Do you think you’re a good water manager who can maximize water-use efficiency? If so, enter the University of Arkansas’ 2018 Arkansas Rice and Row Crop Irrigation Yield Contest for rice, soy and corn producers.
If you earn the top award in the challenge — nicknamed “Most Crop per Drop” contest — you could win a valuable prize, according to a university news release. Only the top entry in each commodity — one winner each for rice, corn and soybeans — will receive the award.
A $10,000 cash prize will go to contest winners in corn and soybeans. The rice winner will be awarded a RiceTec hybrid seed tote with a retail value of $12,000.
Awards will be presented at the Arkansas Soil and Water Conference in January 2019. The contest prizes have been provided by RiceTec, the Arkansas Corn and Grain Sorghum Promotion Board, and the Arkansas Soybean Promotion Board.
“Arkansas growers are familiar with yield competitions like soybean’s ‘Grow for the Green,’ but there’s never been a competition that focuses on maximizing yield by maximizing water-use efficiency,” Chris Henry, associate professor and water management engineer for the University of Arkansas, said in the release. “We thought it was time to have a ‘Most Crop per Drop’ contest that would highlight Arkansas farmers’ efforts to improve sustainability and profitability, which are paramount to the future of agriculture.”
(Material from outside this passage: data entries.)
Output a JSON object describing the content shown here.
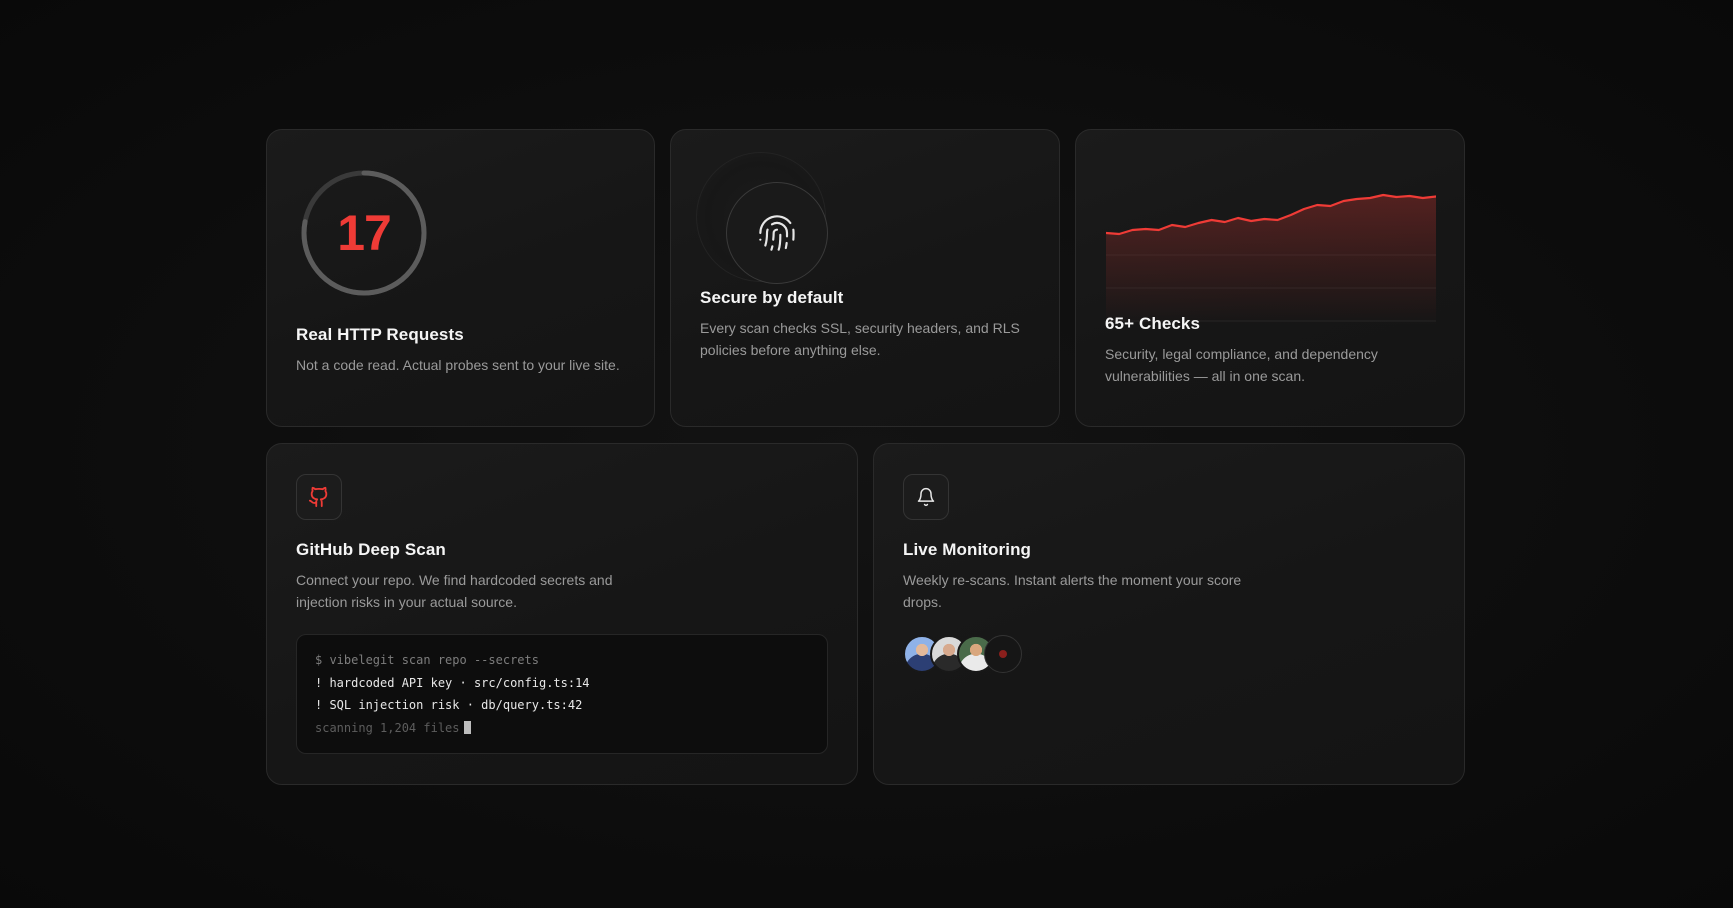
{
  "colors": {
    "accent": "#ef3b36",
    "background": "#0d0d0d",
    "card": "#181818",
    "text_muted": "#9a9a9a"
  },
  "cards": {
    "requests": {
      "counter": "17",
      "ring_progress": 0.78,
      "title": "Real HTTP Requests",
      "description": "Not a code read. Actual probes sent to your live site."
    },
    "secure": {
      "icon": "fingerprint-icon",
      "title": "Secure by default",
      "description": "Every scan checks SSL, security headers, and RLS policies before anything else."
    },
    "checks": {
      "title": "65+ Checks",
      "description": "Security, legal compliance, and dependency vulnerabilities — all in one scan.",
      "sparkline": [
        0.24,
        0.22,
        0.3,
        0.32,
        0.3,
        0.4,
        0.36,
        0.44,
        0.5,
        0.46,
        0.54,
        0.48,
        0.52,
        0.5,
        0.6,
        0.72,
        0.8,
        0.78,
        0.88,
        0.92,
        0.94,
        1.0,
        0.96,
        0.98,
        0.94,
        0.97
      ]
    },
    "github": {
      "icon": "github-icon",
      "title": "GitHub Deep Scan",
      "description": "Connect your repo. We find hardcoded secrets and injection risks in your actual source.",
      "terminal": {
        "command": "$ vibelegit scan repo --secrets",
        "finding_1": "! hardcoded API key · src/config.ts:14",
        "finding_2": "! SQL injection risk · db/query.ts:42",
        "status": "scanning 1,204 files"
      }
    },
    "monitoring": {
      "icon": "bell-icon",
      "title": "Live Monitoring",
      "description": "Weekly re-scans. Instant alerts the moment your score drops."
    }
  }
}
There’s a $100 contest entry fee, and entries are due by June 1. Entrants will need a portable flow meter to enter but can request to borrow one from their county Extension office. Sixty meters are available on a first-come first-serve basis.
The contest is open to growers of rice, corn or soybeans. Rice growers who use multiple inlet rice irrigation (MIRI) or alternate wetting and drying (AWD) methods are eligible, as are cascade flood, furrow irrigation or sprinkler irrigation, in contour levee, or straight levee irrigation. However, zero grade fields are ineligible.
Based on observations from Cooperative Extension Service irrigation management demonstration fields over the past five years, “Experience has shown that when applied effectively, water use can be reduced by 24 percent on average with no yield reduction,” Henry said. “Reductions in water use of around 40 percent have been documented.”